No caso da criança indígena, a funcionária teve sensibilidade e percebeu o motivo do desconforto, colocando-a na rede sabendo que essa era a maneira tradicional da pequena Munduruku dormir. Entre um procedimento e outro, Deusiane se dedica também a acompanhar, brincar e desenhar com outras crianças que estão internadas nos oito leitos da UTI. “Nos tratamentos sempre imaginando como nós gostaríamos de ser tratados ou como gostaríamos que um filho nosso fosse tratado. Somos todas um pouco mães deles aqui. Isso se estende a todos da equipe. A gente acaba se vendo um pouquinho em cada paciente e se dedica sempre para fazer o melhor”, explica a enfermeira.
Adaptação
Para dar a atenção adequada às crianças é necessário levar em consideração as individualidades de cada uma. É importante saber, por exemplo, as regiões de onde elas vieram e conhecer os pais e a cultura para oferecer o melhor atendimento. Algumas são muito tímidas, não falam ou falam outra língua (como é o caso dos indígenas) e há ainda aquelas que têm muita dificuldade em se expressar. Nesse sentido, o setor de psicologia trabalha junto à equipe médica para abordar de maneira mais precisa cada caso.

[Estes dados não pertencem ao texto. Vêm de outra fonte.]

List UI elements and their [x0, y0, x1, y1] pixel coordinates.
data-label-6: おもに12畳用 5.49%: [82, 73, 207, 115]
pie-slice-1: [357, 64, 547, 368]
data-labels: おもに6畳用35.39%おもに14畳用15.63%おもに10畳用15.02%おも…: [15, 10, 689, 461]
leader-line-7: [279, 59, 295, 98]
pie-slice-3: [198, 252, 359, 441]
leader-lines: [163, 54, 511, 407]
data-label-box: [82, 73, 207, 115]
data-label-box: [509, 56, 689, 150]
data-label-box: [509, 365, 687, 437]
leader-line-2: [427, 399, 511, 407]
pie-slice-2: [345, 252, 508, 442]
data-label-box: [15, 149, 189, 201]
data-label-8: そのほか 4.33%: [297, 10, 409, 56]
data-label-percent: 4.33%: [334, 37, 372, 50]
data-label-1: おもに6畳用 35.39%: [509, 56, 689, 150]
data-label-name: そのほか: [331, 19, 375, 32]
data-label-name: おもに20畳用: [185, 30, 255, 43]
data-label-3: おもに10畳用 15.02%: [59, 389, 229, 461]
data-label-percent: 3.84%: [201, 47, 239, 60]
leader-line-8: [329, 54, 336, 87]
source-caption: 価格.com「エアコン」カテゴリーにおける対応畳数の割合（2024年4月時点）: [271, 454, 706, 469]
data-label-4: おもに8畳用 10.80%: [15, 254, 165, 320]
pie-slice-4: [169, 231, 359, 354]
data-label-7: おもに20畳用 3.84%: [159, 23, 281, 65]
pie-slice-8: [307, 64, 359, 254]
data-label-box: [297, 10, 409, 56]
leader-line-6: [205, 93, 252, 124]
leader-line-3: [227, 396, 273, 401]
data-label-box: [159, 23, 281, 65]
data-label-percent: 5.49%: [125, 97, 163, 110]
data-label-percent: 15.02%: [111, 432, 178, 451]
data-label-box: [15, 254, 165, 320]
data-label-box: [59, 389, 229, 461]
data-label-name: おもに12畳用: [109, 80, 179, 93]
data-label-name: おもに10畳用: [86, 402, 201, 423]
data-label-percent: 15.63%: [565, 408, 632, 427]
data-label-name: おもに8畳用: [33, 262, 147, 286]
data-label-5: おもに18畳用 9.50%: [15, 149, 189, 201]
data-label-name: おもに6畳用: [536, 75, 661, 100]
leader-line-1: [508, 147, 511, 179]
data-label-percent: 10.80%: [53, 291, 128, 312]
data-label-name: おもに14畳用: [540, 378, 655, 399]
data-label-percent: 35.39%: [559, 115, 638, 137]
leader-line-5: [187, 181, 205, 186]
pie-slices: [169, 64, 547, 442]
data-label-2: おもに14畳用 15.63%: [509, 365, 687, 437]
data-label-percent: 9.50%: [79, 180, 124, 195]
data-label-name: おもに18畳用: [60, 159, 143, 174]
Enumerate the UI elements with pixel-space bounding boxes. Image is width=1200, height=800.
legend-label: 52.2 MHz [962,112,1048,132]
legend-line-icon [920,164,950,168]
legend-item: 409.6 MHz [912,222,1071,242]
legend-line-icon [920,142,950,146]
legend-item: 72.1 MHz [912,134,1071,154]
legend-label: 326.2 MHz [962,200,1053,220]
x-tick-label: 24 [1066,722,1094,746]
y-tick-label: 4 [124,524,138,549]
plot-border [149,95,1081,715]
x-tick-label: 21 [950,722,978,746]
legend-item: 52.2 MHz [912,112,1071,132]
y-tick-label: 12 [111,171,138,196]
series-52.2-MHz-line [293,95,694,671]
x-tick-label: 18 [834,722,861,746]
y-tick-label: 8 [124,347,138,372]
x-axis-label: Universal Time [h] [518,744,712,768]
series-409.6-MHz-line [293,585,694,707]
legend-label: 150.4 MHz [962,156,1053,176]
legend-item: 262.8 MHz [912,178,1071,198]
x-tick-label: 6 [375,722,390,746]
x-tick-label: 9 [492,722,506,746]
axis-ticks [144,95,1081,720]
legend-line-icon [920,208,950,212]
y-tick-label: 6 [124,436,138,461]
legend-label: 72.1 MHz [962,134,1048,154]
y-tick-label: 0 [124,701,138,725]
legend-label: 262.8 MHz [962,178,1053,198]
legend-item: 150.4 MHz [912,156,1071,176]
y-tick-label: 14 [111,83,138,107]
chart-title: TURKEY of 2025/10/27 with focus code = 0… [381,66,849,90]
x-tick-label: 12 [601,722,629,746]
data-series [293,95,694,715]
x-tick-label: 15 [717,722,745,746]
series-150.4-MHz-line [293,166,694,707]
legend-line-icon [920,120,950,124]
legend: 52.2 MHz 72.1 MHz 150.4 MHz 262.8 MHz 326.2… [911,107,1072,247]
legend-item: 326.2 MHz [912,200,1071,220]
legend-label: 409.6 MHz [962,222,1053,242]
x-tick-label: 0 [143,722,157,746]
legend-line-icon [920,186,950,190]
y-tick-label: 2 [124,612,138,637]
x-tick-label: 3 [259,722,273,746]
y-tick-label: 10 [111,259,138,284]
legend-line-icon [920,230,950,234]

“É necessário levarmos em consideração a individualidade de cada criança que chega. Amenizar os efeitos negativos, trabalhar o medo, a fantasia e a capacidade de se comunicar, que é melhorada com jogos e cultura. Fizemos até mesmo um campeonato de jogo da memória para estimular as crianças. Muitas chegam com medo, sentem-se abandonadas porque os pais não estão na UTI, mas depois elas se sentem acolhidas e algumas gostam tanto que não querem ir para enfermaria para não se afastar da equipe”, relata a psicóloga Flávia Vieira.
Para que o trabalho se desenvolva em sintonia com toda a equipe é necessária a integração dos vários setores que fazem o atendimento dos oito leitos UTI e 20 da enfermaria. “Nós nos esforçamos para fazer o melhor pelas crianças e, para isso, a integração e o diálogo da equipe é fundamental, pois ninguém aqui trabalha sozinho. Por exemplo, após a cirurgia cardíaca, quando a criança começa a se movimentar, já conversamos com a fisioterapia para fazemos atividades fora do leito, criamos jogos e, assim, além da melhora física, vemos o bem estar das crianças a cada brincadeira e sorriso”, detalha a chefe de Enfermagem do hospital, Dine de Pádua.
A ideia de usar redes para amenizar o desconforto durante a internação também foi adotada no Hospital Regional Público do Marajó, em Breves, onde os acompanhantes dos pacientes internados podem se acomodar nas redes instaladas nos quartos das clínicas integradas. No caso, mães e filhos podem compartilhar, por exemplo, o momento da amamentação durante o embalo suave que lembra um momento de descanso em casa.
O projeto foi implantado pelo Grupo de Trabalho de Humanização, que há um mês foi implantado no quarto da Pediatria. A ideia deixa o ambiente mais humanizado durante a estadia no hospital e leva em consideração a realidade da região, pois as redes são culturalmente o modo mais usado pelos ribeirinhos para descansar e dormir.